A scholar in Moscow, at National Research University Higher School of Economics, has proposed a trading strategy that combines ‘momentum’ and “contrarian’ strategies in a way that, this scholar believes, could reap the upsides of both.
The scholar, Victoria Dobrynskaya, assistant professor of finance, says that momentum strategies do produce alpha, or as she puts it produces high “returns [that] cannot be explained by risk factors,” but they are subject to “occasional severe crashes” when momentum suddenly reverses.
That’s a common enough observation. Her work exploring this situation continues that of Kent Daniel, Ravi Jagannathan, and Soohun Kim, three U.S. based scholars who have written on “tail risk in momentum strategy returns.” Daniel et al developed a hidden Markov model of the unobserved turbulent state impacting returns on the momentum strategy.
Markov Models
By way of review, a “Markov model” is one that assumes that the probability of future states depend only upon the present state, regardless of what has come before, just as the outcome of a particular coin flip owes nothing to the string of coin flips that may have preceded it. A “hidden Markov model” is one that postulates a present state that is only partially observable.
As Dobrynskaya observes, Daniel’s model postulates both calm and turbulent states in its Markov chain, and forecasts large momentum losses in the turbulent states. She also says that Daniel’s model does a better job forecasting these losses “than alternative forecasting models suggested by the literature.”
Based on such prior work, Dobrynskaya postulates a simple strategy: a portfolio manager might switch to a contrarian strategy one month after a significant market loss, hold that position for three months, then switch back to the momentum position if no new market crash has occurred in that period.

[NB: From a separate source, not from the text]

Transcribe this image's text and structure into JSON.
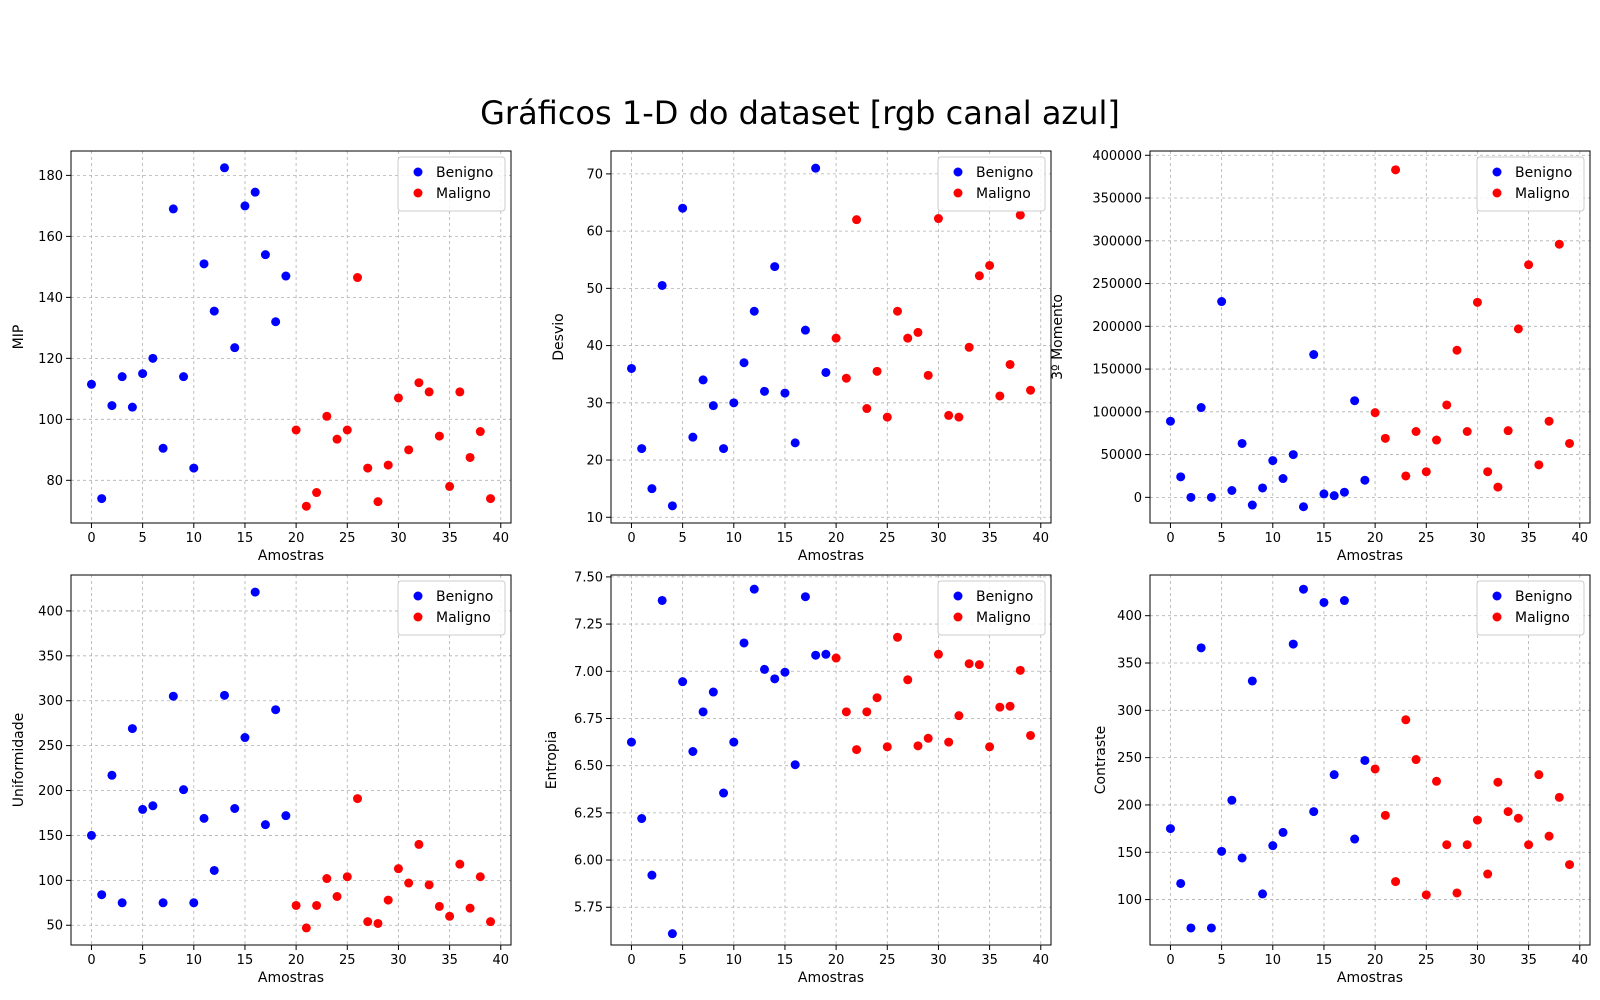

Her back testing indicates that this strategy yields an average return about 1.5 times as high as the standard momentum return. Testing it against the sample period 1927 to 2015 tells us that its alpha “is always positive and highly statistically significant,” and that it entails holding the contrarian position in only 15 percent of months.

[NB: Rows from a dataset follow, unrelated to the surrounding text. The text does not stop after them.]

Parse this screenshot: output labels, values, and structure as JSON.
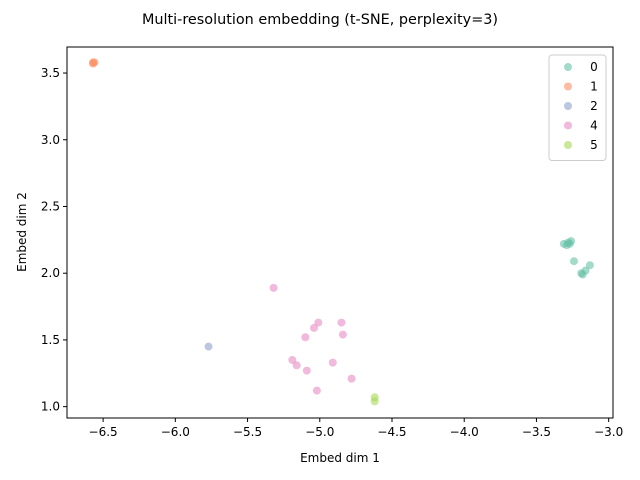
{
  "chart_data": {
    "type": "scatter",
    "title": "Multi-resolution embedding (t-SNE, perplexity=3)",
    "xlabel": "Embed dim 1",
    "ylabel": "Embed dim 2",
    "xlim": [
      -6.75,
      -2.97
    ],
    "ylim": [
      0.915,
      3.695
    ],
    "xticks": [
      -6.5,
      -6.0,
      -5.5,
      -5.0,
      -4.5,
      -4.0,
      -3.5,
      -3.0
    ],
    "xtick_labels": [
      "−6.5",
      "−6.0",
      "−5.5",
      "−5.0",
      "−4.5",
      "−4.0",
      "−3.5",
      "−3.0"
    ],
    "yticks": [
      1.0,
      1.5,
      2.0,
      2.5,
      3.0,
      3.5
    ],
    "ytick_labels": [
      "1.0",
      "1.5",
      "2.0",
      "2.5",
      "3.0",
      "3.5"
    ],
    "grid": false,
    "legend_position": "top-right",
    "series": [
      {
        "name": "0",
        "color": "#66c2a5",
        "x": [
          -3.31,
          -3.29,
          -3.28,
          -3.27,
          -3.26,
          -3.24,
          -3.19,
          -3.18,
          -3.16,
          -3.13
        ],
        "y": [
          2.22,
          2.21,
          2.23,
          2.22,
          2.24,
          2.09,
          2.0,
          1.99,
          2.02,
          2.06
        ]
      },
      {
        "name": "1",
        "color": "#fc8d62",
        "x": [
          -6.57,
          -6.57,
          -6.56
        ],
        "y": [
          3.58,
          3.57,
          3.58
        ]
      },
      {
        "name": "2",
        "color": "#8da0cb",
        "x": [
          -5.77
        ],
        "y": [
          1.45
        ]
      },
      {
        "name": "4",
        "color": "#e78ac3",
        "x": [
          -5.32,
          -5.01,
          -5.04,
          -5.1,
          -4.85,
          -4.84,
          -5.19,
          -5.16,
          -5.09,
          -4.91,
          -4.78,
          -5.02
        ],
        "y": [
          1.89,
          1.63,
          1.59,
          1.52,
          1.63,
          1.54,
          1.35,
          1.31,
          1.27,
          1.33,
          1.21,
          1.12
        ]
      },
      {
        "name": "5",
        "color": "#a6d854",
        "x": [
          -4.62,
          -4.62
        ],
        "y": [
          1.07,
          1.04
        ]
      }
    ]
  }
}
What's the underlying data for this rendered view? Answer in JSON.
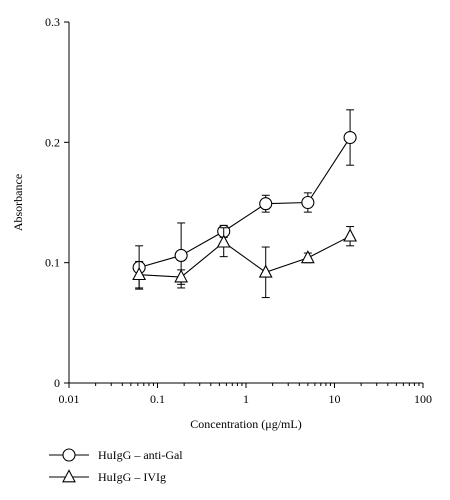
{
  "chart_data": {
    "type": "line",
    "xlabel": "Concentration (μg/mL)",
    "ylabel": "Absorbance",
    "xscale": "log",
    "xlim": [
      0.01,
      100
    ],
    "ylim": [
      0,
      0.3
    ],
    "x_ticks": [
      {
        "value": 0.01,
        "label": "0.01"
      },
      {
        "value": 0.1,
        "label": "0.1"
      },
      {
        "value": 1,
        "label": "1"
      },
      {
        "value": 10,
        "label": "10"
      },
      {
        "value": 100,
        "label": "100"
      }
    ],
    "y_ticks": [
      {
        "value": 0,
        "label": "0"
      },
      {
        "value": 0.1,
        "label": "0.1"
      },
      {
        "value": 0.2,
        "label": "0.2"
      },
      {
        "value": 0.3,
        "label": "0.3"
      }
    ],
    "grid": false,
    "legend_position": "bottom-left",
    "series": [
      {
        "name": "HuIgG – anti-Gal",
        "marker": "circle",
        "x": [
          0.062,
          0.185,
          0.56,
          1.67,
          5.0,
          15.0
        ],
        "y": [
          0.096,
          0.106,
          0.126,
          0.149,
          0.15,
          0.204
        ],
        "err": [
          0.018,
          0.027,
          0.005,
          0.007,
          0.008,
          0.023
        ]
      },
      {
        "name": "HuIgG – IVIg",
        "marker": "triangle",
        "x": [
          0.062,
          0.185,
          0.56,
          1.67,
          5.0,
          15.0
        ],
        "y": [
          0.09,
          0.088,
          0.117,
          0.092,
          0.104,
          0.122
        ],
        "err": [
          0.011,
          0.006,
          0.012,
          0.021,
          0.004,
          0.008
        ]
      }
    ]
  }
}
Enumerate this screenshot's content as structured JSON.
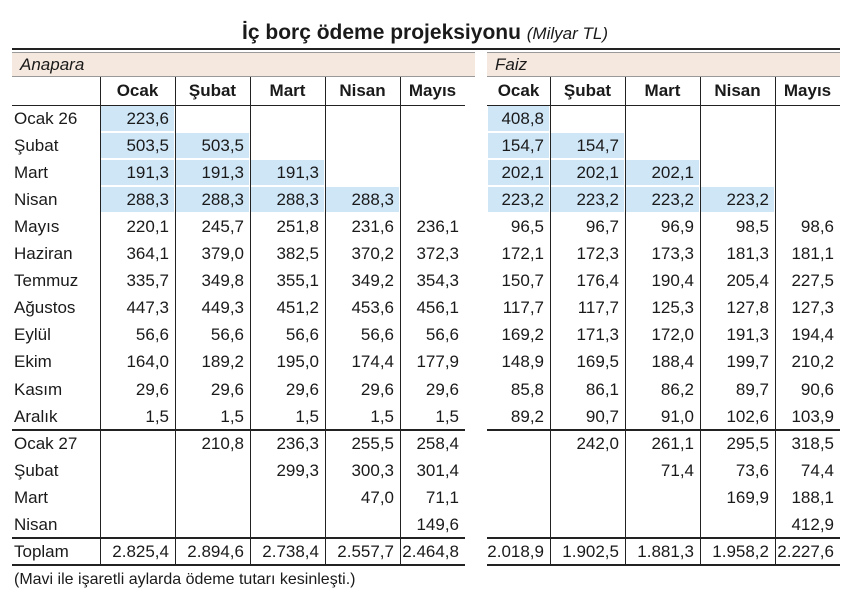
{
  "title": "İç borç ödeme projeksiyonu",
  "unit": "(Milyar TL)",
  "sections": [
    "Anapara",
    "Faiz"
  ],
  "columns": [
    "Ocak",
    "Şubat",
    "Mart",
    "Nisan",
    "Mayıs"
  ],
  "rows": [
    {
      "label": "Ocak 26",
      "anapara": [
        "223,6",
        null,
        null,
        null,
        null
      ],
      "faiz": [
        "408,8",
        null,
        null,
        null,
        null
      ]
    },
    {
      "label": "Şubat",
      "anapara": [
        "503,5",
        "503,5",
        null,
        null,
        null
      ],
      "faiz": [
        "154,7",
        "154,7",
        null,
        null,
        null
      ]
    },
    {
      "label": "Mart",
      "anapara": [
        "191,3",
        "191,3",
        "191,3",
        null,
        null
      ],
      "faiz": [
        "202,1",
        "202,1",
        "202,1",
        null,
        null
      ]
    },
    {
      "label": "Nisan",
      "anapara": [
        "288,3",
        "288,3",
        "288,3",
        "288,3",
        null
      ],
      "faiz": [
        "223,2",
        "223,2",
        "223,2",
        "223,2",
        null
      ]
    },
    {
      "label": "Mayıs",
      "anapara": [
        "220,1",
        "245,7",
        "251,8",
        "231,6",
        "236,1"
      ],
      "faiz": [
        "96,5",
        "96,7",
        "96,9",
        "98,5",
        "98,6"
      ]
    },
    {
      "label": "Haziran",
      "anapara": [
        "364,1",
        "379,0",
        "382,5",
        "370,2",
        "372,3"
      ],
      "faiz": [
        "172,1",
        "172,3",
        "173,3",
        "181,3",
        "181,1"
      ]
    },
    {
      "label": "Temmuz",
      "anapara": [
        "335,7",
        "349,8",
        "355,1",
        "349,2",
        "354,3"
      ],
      "faiz": [
        "150,7",
        "176,4",
        "190,4",
        "205,4",
        "227,5"
      ]
    },
    {
      "label": "Ağustos",
      "anapara": [
        "447,3",
        "449,3",
        "451,2",
        "453,6",
        "456,1"
      ],
      "faiz": [
        "117,7",
        "117,7",
        "125,3",
        "127,8",
        "127,3"
      ]
    },
    {
      "label": "Eylül",
      "anapara": [
        "56,6",
        "56,6",
        "56,6",
        "56,6",
        "56,6"
      ],
      "faiz": [
        "169,2",
        "171,3",
        "172,0",
        "191,3",
        "194,4"
      ]
    },
    {
      "label": "Ekim",
      "anapara": [
        "164,0",
        "189,2",
        "195,0",
        "174,4",
        "177,9"
      ],
      "faiz": [
        "148,9",
        "169,5",
        "188,4",
        "199,7",
        "210,2"
      ]
    },
    {
      "label": "Kasım",
      "anapara": [
        "29,6",
        "29,6",
        "29,6",
        "29,6",
        "29,6"
      ],
      "faiz": [
        "85,8",
        "86,1",
        "86,2",
        "89,7",
        "90,6"
      ]
    },
    {
      "label": "Aralık",
      "anapara": [
        "1,5",
        "1,5",
        "1,5",
        "1,5",
        "1,5"
      ],
      "faiz": [
        "89,2",
        "90,7",
        "91,0",
        "102,6",
        "103,9"
      ]
    },
    {
      "label": "Ocak 27",
      "anapara": [
        null,
        "210,8",
        "236,3",
        "255,5",
        "258,4"
      ],
      "faiz": [
        null,
        "242,0",
        "261,1",
        "295,5",
        "318,5"
      ]
    },
    {
      "label": "Şubat",
      "anapara": [
        null,
        null,
        "299,3",
        "300,3",
        "301,4"
      ],
      "faiz": [
        null,
        null,
        "71,4",
        "73,6",
        "74,4"
      ]
    },
    {
      "label": "Mart",
      "anapara": [
        null,
        null,
        null,
        "47,0",
        "71,1"
      ],
      "faiz": [
        null,
        null,
        null,
        "169,9",
        "188,1"
      ]
    },
    {
      "label": "Nisan",
      "anapara": [
        null,
        null,
        null,
        null,
        "149,6"
      ],
      "faiz": [
        null,
        null,
        null,
        null,
        "412,9"
      ]
    },
    {
      "label": "Toplam",
      "anapara": [
        "2.825,4",
        "2.894,6",
        "2.738,4",
        "2.557,7",
        "2.464,8"
      ],
      "faiz": [
        "2.018,9",
        "1.902,5",
        "1.881,3",
        "1.958,2",
        "2.227,6"
      ]
    }
  ],
  "footnote": "(Mavi ile işaretli aylarda ödeme tutarı kesinleşti.)"
}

Dobrynskaya tested this strategy in various regions: North America, Europe, the Asian developed markets, the Latin American and Eastern European developing markets, and in Japan. The business cycles for these regions are “not perfectly correlated with each other.” She has found the strategy performs well in each market if adapted for that market’s cycles.
Compared to Jacobs’ Strategy
This is related to, though distinct from, the trading strategy proposed by Heiko Jacobs, Tobias Regele, and Martin Weber in a working paper last year, “Expected skewness and momentum.” Jacobs et al proposed (in Dobrynskaya’s paraphrase), “investing in a sub-sample of past winners with the lowest skewness and selling short a sub-sample of past winners with the highest skewness, thus loading more on the skewness risk factor.”
Skewness is asymmetry in the statistical distribution of outcomes, either to the left (negative skewness) or to the right (positive skewness). Momentum, said Tobias et al., is “particularly pronounced” when losers have a strong positive skew and winners have a weak positive skew. The opposite configuration, where losers have a weak and winners a strong positive skew, reduces the profitability of momentum. Tobias finds that the alpha of the skewness-enhanced momentum is about twice as large, and the alpha of a hypothetical skewness-weakened momentum strategy would be about half as large, as that of the traditional momentum strategy.
Dobrynskaya, who calls her own preferred strategy “dynamic momentum,” thinks it superior to skewness-enhanced momentum, largely in ease of execution. Dynamic momentum requires no “extra inflows or outflows of funds,” nor any “additional estimations, beyond what is needed for the standard momentum trading.”
For the purpose of the execution of such a strategy, Dobrynskaya defines a “significant market plunge” (such as would trigger a shift to the contrarian regime) as a loss greater than 1.5 standard deviations below mean market return. Although the definition is somewhat arbitrary, it is important that the strategy not require too many switches, given the transactions costs that would entail. She acknowledges that critics could focus on her choice of trigger as evidence of data mining. But, in her robustness section, she contends that “all significant loss triggers” work.